藤の種類には他にも花の色や花房の形などによってシロバナフジ、ノダナガフジ、アケボノフジ、アカハナフジ、ヤエフジなどの多くの園芸品種があります。現在では藤は世界中で植えられ和を感じさせる花として鑑賞されています。
シロバナフジ
シロバナフジは藤の種類の中でも純白色で花の中心が黄緑色の優美な藤です。ツルは右巻で花穂が長いとう特徴があります。
シロバナフジの長く垂れさがった花房は上品で優雅な女性を連想させます。紫色の藤より開花の時期が遅いのも特徴の一つです。花言葉は「可憐」「歓迎」「恋に酔う」です。いずれも清純なシロバナフジにふさわしい花言葉といえるでしょう。
アカバナフジ
アカバナフジは別名桃色藤(モモイロフジ)とも呼ばれピンク色の花を咲かせます。開花時には濃い赤色をしていますが、次第にピンク色に変化していく特徴があります。ツルは右巻で花房は短めで優しいピンク色が美しい品種です。花言葉は「君の愛に酔う」です。
野田藤
藤の種類の中で日本ではこの野田藤が最も目にする機会が多いと言えます。日本原産で最古の園芸品種です。本州はもちろん日本全国で自生しています。薄紫のあでやかな花を咲かせ、藤特有の甘い香りも特徴の一つです。ツルは右巻です。

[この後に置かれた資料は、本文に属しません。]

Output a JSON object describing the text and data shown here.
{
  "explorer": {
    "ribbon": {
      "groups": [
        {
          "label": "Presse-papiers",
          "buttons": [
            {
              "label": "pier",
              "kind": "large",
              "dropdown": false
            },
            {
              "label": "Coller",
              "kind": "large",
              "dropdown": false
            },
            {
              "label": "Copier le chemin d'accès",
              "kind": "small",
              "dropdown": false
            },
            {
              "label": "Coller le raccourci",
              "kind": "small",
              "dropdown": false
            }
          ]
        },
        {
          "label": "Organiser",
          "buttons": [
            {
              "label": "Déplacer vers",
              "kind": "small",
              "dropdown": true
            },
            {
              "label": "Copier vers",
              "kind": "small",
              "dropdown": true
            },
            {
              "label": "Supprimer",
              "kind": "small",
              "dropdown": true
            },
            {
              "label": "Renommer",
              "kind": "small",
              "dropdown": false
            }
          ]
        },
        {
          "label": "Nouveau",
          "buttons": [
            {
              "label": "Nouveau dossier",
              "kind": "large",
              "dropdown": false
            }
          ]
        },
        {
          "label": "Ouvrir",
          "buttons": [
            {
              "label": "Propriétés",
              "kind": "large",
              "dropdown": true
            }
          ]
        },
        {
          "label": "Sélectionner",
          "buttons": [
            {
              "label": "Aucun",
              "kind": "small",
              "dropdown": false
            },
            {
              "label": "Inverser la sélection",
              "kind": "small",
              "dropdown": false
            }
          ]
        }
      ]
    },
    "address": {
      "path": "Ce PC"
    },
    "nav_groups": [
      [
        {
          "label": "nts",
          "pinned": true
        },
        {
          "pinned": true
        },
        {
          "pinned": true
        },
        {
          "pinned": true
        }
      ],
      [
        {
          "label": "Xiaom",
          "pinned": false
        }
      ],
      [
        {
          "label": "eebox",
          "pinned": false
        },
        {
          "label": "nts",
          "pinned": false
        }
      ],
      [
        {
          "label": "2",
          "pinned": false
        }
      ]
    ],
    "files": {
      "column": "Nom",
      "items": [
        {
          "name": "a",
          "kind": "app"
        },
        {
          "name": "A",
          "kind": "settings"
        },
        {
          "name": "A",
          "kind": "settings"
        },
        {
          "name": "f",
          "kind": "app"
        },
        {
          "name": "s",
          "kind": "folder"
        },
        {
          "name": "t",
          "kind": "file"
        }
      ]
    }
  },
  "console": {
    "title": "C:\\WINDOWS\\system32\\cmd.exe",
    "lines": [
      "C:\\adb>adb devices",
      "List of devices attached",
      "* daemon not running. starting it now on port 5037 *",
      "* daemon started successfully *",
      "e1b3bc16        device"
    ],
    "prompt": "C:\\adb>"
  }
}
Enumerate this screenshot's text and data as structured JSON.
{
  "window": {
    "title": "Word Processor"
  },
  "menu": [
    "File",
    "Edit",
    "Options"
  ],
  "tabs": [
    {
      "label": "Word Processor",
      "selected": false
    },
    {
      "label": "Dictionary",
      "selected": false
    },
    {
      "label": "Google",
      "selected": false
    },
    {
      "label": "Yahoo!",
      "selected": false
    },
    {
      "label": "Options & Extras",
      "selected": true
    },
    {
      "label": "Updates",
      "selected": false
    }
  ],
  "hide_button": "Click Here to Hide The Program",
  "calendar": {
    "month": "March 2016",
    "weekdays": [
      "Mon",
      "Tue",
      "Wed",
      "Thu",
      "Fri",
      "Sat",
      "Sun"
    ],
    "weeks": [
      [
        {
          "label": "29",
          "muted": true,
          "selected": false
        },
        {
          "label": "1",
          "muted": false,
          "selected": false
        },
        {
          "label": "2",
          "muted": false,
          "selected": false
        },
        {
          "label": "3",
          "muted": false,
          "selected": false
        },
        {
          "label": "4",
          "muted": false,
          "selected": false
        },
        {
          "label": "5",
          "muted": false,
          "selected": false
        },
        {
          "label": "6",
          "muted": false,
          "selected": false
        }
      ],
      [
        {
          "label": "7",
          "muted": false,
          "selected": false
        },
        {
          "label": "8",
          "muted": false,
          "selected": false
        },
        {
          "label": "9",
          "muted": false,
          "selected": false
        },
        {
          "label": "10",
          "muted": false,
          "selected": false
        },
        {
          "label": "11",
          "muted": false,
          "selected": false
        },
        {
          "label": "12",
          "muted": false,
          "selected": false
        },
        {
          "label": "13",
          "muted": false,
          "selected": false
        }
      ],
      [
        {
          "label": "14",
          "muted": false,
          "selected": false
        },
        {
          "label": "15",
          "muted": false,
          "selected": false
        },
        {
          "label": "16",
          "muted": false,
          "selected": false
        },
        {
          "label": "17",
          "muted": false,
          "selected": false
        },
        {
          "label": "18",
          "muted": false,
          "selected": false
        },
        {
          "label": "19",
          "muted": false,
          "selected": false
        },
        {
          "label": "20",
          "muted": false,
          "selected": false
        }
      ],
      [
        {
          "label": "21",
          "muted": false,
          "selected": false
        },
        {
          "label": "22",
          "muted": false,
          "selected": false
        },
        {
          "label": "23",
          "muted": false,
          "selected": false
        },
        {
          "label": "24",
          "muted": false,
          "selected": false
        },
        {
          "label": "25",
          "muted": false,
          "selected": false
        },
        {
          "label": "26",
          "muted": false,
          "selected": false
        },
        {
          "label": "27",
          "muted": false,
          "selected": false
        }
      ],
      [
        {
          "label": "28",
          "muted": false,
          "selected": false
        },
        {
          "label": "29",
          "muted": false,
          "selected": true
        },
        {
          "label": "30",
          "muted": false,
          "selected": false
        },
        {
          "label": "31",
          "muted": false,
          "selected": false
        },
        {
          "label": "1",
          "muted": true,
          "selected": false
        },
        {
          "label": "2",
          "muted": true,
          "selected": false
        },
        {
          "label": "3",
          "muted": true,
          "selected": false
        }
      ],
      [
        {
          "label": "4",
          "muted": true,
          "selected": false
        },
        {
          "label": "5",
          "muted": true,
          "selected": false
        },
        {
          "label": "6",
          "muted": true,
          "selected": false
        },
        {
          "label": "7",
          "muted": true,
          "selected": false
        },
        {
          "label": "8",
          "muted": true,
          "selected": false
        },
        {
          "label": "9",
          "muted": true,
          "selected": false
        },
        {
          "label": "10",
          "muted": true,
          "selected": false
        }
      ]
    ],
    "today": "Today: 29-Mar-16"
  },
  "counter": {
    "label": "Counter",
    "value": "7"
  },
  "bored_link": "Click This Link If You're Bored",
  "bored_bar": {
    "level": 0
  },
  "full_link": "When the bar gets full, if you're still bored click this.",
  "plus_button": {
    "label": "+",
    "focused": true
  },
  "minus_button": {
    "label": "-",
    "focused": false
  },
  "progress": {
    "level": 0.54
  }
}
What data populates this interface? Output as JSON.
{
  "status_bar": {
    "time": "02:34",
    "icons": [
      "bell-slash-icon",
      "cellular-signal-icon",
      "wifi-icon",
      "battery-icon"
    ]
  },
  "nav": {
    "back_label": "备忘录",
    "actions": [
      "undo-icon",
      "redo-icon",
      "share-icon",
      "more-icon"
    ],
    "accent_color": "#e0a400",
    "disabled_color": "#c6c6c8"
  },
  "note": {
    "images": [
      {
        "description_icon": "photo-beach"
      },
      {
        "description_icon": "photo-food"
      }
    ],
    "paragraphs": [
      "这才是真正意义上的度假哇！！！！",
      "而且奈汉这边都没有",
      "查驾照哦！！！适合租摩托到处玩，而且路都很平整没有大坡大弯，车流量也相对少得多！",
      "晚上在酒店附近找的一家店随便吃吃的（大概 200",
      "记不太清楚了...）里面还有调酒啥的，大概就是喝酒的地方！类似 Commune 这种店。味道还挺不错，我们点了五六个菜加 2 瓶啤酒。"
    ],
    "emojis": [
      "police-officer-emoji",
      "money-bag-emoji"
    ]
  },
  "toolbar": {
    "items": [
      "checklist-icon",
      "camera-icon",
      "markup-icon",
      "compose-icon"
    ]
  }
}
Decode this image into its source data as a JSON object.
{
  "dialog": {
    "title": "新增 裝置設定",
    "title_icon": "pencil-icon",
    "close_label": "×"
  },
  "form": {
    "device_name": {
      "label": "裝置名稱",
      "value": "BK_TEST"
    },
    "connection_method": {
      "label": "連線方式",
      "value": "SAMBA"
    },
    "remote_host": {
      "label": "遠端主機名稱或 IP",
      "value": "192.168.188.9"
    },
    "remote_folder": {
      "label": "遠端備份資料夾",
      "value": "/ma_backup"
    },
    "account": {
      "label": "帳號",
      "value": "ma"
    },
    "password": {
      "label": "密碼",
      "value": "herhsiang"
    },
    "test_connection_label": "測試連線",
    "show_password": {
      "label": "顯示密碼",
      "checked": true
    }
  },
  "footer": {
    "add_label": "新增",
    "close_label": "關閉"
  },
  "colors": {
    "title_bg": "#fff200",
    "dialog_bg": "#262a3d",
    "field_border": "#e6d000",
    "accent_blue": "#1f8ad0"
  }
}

「野田藤」の名称の由来は、日本三大名藤の一つの大阪市の福島区の野田にちなんだものです。ちなみにあとの二つの名藤は奈良県春日大社の「春日野の藤」、埼玉県春日部市の「牛島の藤」と言われています。
アケボノフジ
アケボノフジが別名口紅フジとも呼ばれるのは、蕾の頃は淡紅色で開花すると白色で、花の先端が赤色になるという特徴が口紅に似ているということからそう名付けられました。穂先は30cmから50cmほどの長さになります。倉敷の阿知神社内の阿知の藤が有名です。
ヤマフジ
ヤマフジは別名野藤(ノフジ)とも呼ばれ、日本固有の種で本州の西部地方から四国、九州の山地で広く自生しています。他の木に巻き付き大きく成長します。ツルは左巻きで花や葉は他の藤に比べ小さめで、淡紫色の花を咲かせる特徴があります。
ヤマフジのツルは太く長いので木に巻き付く力がとても強く、このことから花言葉「決して離れない」が生まれたのかもしれません。この花言葉からは強い決意と共に、見方によっては女性の激しい恋への執念を感じさせる怖い花言葉とも言えるでしょう。
藤の花を贈る際は相手により注意も必要!
花のプレゼントは贈る方も受け取る方も嬉しいものですが、藤の花を贈る際には注意が必要です。藤の花言葉にはポジティブで女性らしいものが多いのですが、中にはちょっと怖い花言葉もあるからです。
そのひとつの「決して離れない」という花言葉は、受け止め方によっては肯定的にも否定的にもとらえられます。男女間の恋で女性に例えられる藤のツルが木に巻き付いて離れないように、女性の激しい恋心の執着心の表れととらえられる恐れがあるからです。
また藤は「不死」という縁起の良い言葉に聞こえるとともに「不治の病」を連想させる不吉で縁起の悪い言葉でもあります。病気の人や具合の悪い人に花をプレゼントする時は藤の花は避けた方がいいかもしれません。